Trains rumble along the tracks there just as they have done since before Marietta Street was paved. That’s part of the draw.

“People come to the building for a party and say, ‘This is cool, this is old, this is not typical Atlanta, we’re not used to this here,’” said Mandelis. But she said the reason Atlanta tears down its buildings is probably the spreadsheets that developers use to map out costs versus profits. The payoff can be larger from a tear-down and new build than a restoration.

“If the numbers can work in another way then I think some of these investors would change course,” she said.

Reynoldstown architect Eric Kronberg is a big fan of adaptive reuse. As for why Atlanta tears down its buildings, he’s got an explanation ready.

“When people wonder why we tear everything down in Atlanta, the parking requirements are probably about 80 percent of the problem,” said Kronberg. 

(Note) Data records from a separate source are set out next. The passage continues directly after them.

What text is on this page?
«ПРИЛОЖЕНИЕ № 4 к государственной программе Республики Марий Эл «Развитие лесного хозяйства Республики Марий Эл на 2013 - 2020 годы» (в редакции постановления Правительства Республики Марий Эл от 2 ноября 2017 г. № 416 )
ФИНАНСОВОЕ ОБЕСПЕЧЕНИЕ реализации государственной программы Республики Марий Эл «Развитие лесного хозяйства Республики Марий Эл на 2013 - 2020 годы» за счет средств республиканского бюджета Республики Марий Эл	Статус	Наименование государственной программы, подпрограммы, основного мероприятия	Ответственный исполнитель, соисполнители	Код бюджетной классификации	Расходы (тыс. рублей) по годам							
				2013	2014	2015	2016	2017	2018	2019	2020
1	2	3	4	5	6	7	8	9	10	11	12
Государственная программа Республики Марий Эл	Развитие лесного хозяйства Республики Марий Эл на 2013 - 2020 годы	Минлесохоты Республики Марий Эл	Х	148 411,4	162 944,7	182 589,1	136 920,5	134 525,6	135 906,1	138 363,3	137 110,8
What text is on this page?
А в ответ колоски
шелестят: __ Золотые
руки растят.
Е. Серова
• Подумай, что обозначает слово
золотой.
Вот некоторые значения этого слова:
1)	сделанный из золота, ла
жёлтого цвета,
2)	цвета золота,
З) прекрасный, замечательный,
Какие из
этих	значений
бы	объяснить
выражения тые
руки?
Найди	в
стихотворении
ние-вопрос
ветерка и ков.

By and large, Atlanta rules say a building must have a certain number of parking spaces depending on what’s done in the building: a restaurant, homes, shops, whatever. Buildings built before 1965 typically don’t have parking on the site, Kronberg said. That’s the first year city rules required parking spaces to a notably greater extent and degree than previous codes mentioned, according to Kronberg.

So in an old building such as Engineer’s Bookstore, when the tenant has departed and there’s little or no parking, “your choices for a new use are significantly constrained by the parking, because if you try to change the use, whatever grandfathered zoning it had goes away,” he said.

Scrounging up more parking adds to the “cost” column in that developer’s spreadsheet, and drives up the costs for the tenants and clients of that building.

Sure, some people are still going to drive and store vehicles, said Kronberg. But the city could maximize on-street parking, he said, while the off-street parking spaces now required are too much. “In the days of Uber and Lyft that we now live in,” Kronberg says, “that’s ridiculous.”

The city, it should be noted, is aware of this kind of critique. Parking requirements may indeed be cut in a city zoning review that’s currently underway.

Omair Pasha of the Premo Propety Group said his company’s plans for the site include a gas station, convenience store and quick-serve restaurant. Having prospected the site, he said via email, “it is clear that Georgia Tech students and faculty (and the surrounding community) need the kind of facility that we build in close proximity to the campus particularly in light of the fact that no such store is near that side of the campus.”

Pasha said he realizes that some people in the community may have reservations about the plan, but the company thinks the development is a much-needed amenity.

Count Gould as a neighbor with reservations, to say the least.

“I think the rights of existing businesses, existing homeowners and property owners should outweigh the rights of individuals coming in from elsewhere and trying to just find a way to maximize a personal profit at what ultimately would be the expense in terms of quality of life, and even detriment, to businesses around them,” he says.

On August 2, Neighborhood Planning Unit E is set to review an application from the store for a license to sell beer and liquor. The site is just across the street from a Salvation Army 130-bed rehab center and chapel, which is sure to be brought up as an objection to the license.

pdate: This article clarifies comments from Eric Kronberg about parking rule changes in 1965. The changes that took effect that year were notable and broad, but previous versions of city laws had also mentioned parking.